Statistics on Truck Accidents in California

The numbers of truck accidents in the United States are staggering, according to statistical analysis based on research from the Federal Motor Carrier Safety Administration ("FMCSA"), the National Highway Traffic Safety Administration ("NHTSA"), and the California Department of Transportation ("Caltrans" ):

  1. There are over 15 million trucks in the United States.

  2. 18-wheelers (also known as "big rigs," "semi-trucks," "semi-trailers," "trailer trucks," "truck trailers," and other terms) account for over a quarter of all trucks on American highways.

Large Trucks Cause Fatalities and Injuries

  • Every year, more than 140,000 individuals are injured in major truck accidents.

  • Every 16 minutes, someone is killed or injured in a collision involving a large truck.
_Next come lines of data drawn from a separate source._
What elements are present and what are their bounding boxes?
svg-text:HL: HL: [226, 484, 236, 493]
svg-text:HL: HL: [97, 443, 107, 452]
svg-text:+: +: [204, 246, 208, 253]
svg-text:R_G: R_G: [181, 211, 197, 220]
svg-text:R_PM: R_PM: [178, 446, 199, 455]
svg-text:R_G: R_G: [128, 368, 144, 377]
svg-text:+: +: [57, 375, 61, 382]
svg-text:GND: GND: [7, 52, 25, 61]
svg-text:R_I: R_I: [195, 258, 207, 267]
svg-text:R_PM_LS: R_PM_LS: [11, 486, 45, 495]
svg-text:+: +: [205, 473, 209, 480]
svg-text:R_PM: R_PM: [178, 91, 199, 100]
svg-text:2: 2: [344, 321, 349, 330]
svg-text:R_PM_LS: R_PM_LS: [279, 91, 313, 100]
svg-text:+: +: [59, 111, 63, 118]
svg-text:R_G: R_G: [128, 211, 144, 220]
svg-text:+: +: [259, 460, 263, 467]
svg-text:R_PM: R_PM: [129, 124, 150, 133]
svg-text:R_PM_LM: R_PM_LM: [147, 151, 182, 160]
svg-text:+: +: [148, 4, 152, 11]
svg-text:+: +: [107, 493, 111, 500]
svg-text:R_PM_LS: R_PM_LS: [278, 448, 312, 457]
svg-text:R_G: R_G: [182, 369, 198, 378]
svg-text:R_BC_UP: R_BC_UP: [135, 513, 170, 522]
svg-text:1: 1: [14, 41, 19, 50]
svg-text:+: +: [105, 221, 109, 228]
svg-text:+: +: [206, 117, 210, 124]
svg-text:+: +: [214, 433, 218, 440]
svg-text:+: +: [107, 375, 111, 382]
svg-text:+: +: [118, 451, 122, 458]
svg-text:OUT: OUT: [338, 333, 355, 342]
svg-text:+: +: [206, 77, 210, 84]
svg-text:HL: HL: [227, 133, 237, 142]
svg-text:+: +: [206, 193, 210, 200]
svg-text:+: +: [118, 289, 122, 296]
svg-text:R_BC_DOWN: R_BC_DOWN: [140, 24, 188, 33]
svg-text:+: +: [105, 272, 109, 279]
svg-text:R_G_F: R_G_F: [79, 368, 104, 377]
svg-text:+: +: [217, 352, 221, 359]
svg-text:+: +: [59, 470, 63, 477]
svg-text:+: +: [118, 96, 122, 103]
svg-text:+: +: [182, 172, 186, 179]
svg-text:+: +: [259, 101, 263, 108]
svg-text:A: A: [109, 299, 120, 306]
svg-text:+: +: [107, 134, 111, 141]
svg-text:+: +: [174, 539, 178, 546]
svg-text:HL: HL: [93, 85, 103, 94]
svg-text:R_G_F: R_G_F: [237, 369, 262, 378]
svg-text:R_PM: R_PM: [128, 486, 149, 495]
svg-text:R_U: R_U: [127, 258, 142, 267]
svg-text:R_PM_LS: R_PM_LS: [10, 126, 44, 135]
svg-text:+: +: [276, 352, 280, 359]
  • Large truck crashes result in around two fatalities and over 60 injuries for every 100 million miles driven on American roadways.

  • Each year, fatalities in truck accidents cost the US economy more than $20 billion.

  • Over a quarter of all truck accidents result in injuries.

  • In 2008, large vehicles weighing 10,000 pounds or more were involved in around 11% of fatal crashes. Truck accidents claimed the lives of 677 truck occupants that year.